FinCEN Adopts AML Rules for Real Estate Agents and Investment Advisers
FinCEN adopted two rules to extend anti-money laundering regulations to real estate agents and investment advisers.
As to real estate transactions, FinCEN issued a final rule "to require certain persons involved in real estate closings and settlements to submit reports and keep records on certain non-financed transfers of residential real property to specified legal entities and trusts." (See previous coverage.) FinCEN said the required reports must include details such as (i) the beneficial ownership information of the legal entity or trust acquiring the property, (ii) details about the property being transferred and any payments made and (iii) information about the seller and the person filing the report. These new reporting requirements apply to various parties involved in the closing and settlement process, including real estate agents, attorneys, title insurers and escrow agents. FinCEN said that only one report per transaction is required, and that report must be filed within 30 days following the property transfer. The rule will go into effect on December 1, 2025.
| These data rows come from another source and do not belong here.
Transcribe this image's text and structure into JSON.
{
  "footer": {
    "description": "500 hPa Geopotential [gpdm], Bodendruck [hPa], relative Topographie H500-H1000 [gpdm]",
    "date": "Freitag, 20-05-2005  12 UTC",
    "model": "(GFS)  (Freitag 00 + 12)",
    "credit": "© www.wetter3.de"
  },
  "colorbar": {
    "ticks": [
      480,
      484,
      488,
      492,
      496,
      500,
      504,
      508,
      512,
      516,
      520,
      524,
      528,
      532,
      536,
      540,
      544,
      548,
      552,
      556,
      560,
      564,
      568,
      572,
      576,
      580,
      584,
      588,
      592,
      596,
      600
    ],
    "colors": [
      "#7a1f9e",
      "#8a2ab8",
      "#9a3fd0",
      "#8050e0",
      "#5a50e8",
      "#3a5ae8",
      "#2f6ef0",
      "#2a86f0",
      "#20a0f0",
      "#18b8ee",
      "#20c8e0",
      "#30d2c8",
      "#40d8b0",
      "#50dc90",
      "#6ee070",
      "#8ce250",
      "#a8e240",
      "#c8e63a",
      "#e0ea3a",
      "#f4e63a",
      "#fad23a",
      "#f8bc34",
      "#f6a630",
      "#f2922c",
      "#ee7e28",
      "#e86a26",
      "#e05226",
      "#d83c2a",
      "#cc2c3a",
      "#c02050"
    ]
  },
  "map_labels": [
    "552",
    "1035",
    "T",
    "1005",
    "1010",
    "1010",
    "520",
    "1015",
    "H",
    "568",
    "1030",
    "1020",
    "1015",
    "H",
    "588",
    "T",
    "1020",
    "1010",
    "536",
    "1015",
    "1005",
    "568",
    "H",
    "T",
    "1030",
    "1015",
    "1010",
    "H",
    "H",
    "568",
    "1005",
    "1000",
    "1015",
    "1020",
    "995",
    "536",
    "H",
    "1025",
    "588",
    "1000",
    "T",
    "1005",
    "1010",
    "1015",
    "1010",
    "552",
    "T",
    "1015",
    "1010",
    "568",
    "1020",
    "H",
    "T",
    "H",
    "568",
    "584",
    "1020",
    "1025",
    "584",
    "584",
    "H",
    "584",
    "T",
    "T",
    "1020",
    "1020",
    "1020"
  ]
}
As to investment advisers and exempt reporting advisers, FinCEN issued a final rule establishing "minimum standards for anti-money laundering and countering the financing of terrorism (AML/CFT) programs." (See previous coverage.) FinCEN said the new rule requires these parties to report suspicious activity to FinCEN under provisions of the Bank Secrecy Act effective January 1, 2026.
Commentary
For the first time since the enactment of the USA PATRIOT Act, FinCEN has expanded the definition of "financial institution" to include investment advisers. These IA regulations have been in the making for over 20 years. Though FinCEN has retreated from previously proposed rulemakings that would have extended AML program requirements to the IA sector, concern over the growth in private equity, venture capital and hedge funds and evidence that IAs have been the subject of over 15 percent of SARs filed between 2013–2021, prompted FinCEN to finally adopt the rules. Compliance with the new regulation will require covered IAs, including foreign-located IAs with significant US contacts, to adopt risk-based AML compliance programs and, among other things, to implement policies and procedures, designate an AML compliance officer and establish employee training programs. Covered IAs will be held to similar SAR filing obligations as other financial institutions and will be required to comply with the Recordkeeping and Travel Rules and to filing SARs in a timely manner.
Real Estate professionals will not be required to adopt full-scale AML compliance programs to the same extent as financial institutions, but they will be required to file Real Estate Report ("RER") on certain transactions. The Real Estate regulation is the outgrowth of several FinCEN advisories regarding potential money laundering vulnerabilities in the real estate sectors. (See e.g., FinCEN Alert, FIN-2023-Alert002, January 25, 2023). In order to be reportable, transfers must involve residential real estate that are not financed (all cash) or financed by private lenders that are not subject to AML program obligations, where the property is transferred to a legal entity or a trust. Reporting obligations can be satisfied by one of several actors that are typically involved in the real estate settlement process, to the extent agreed to by other covered professionals involved in the transaction.
The underlying purpose of both the IA regulation and the real estate reporting regulation is to make it more difficult for illegal actors to park funds derived from illegal activities in purchases of residential real property, vacant land or in fund investments. Both regulations will significantly increase the AML compliance burdens borne by IA and real estate professionals. Accordingly, both groups should begin to evaluate procedures that will need to be implemented well in advance of each effective date, to ensure timely compliance with the applicable regulatory requirements.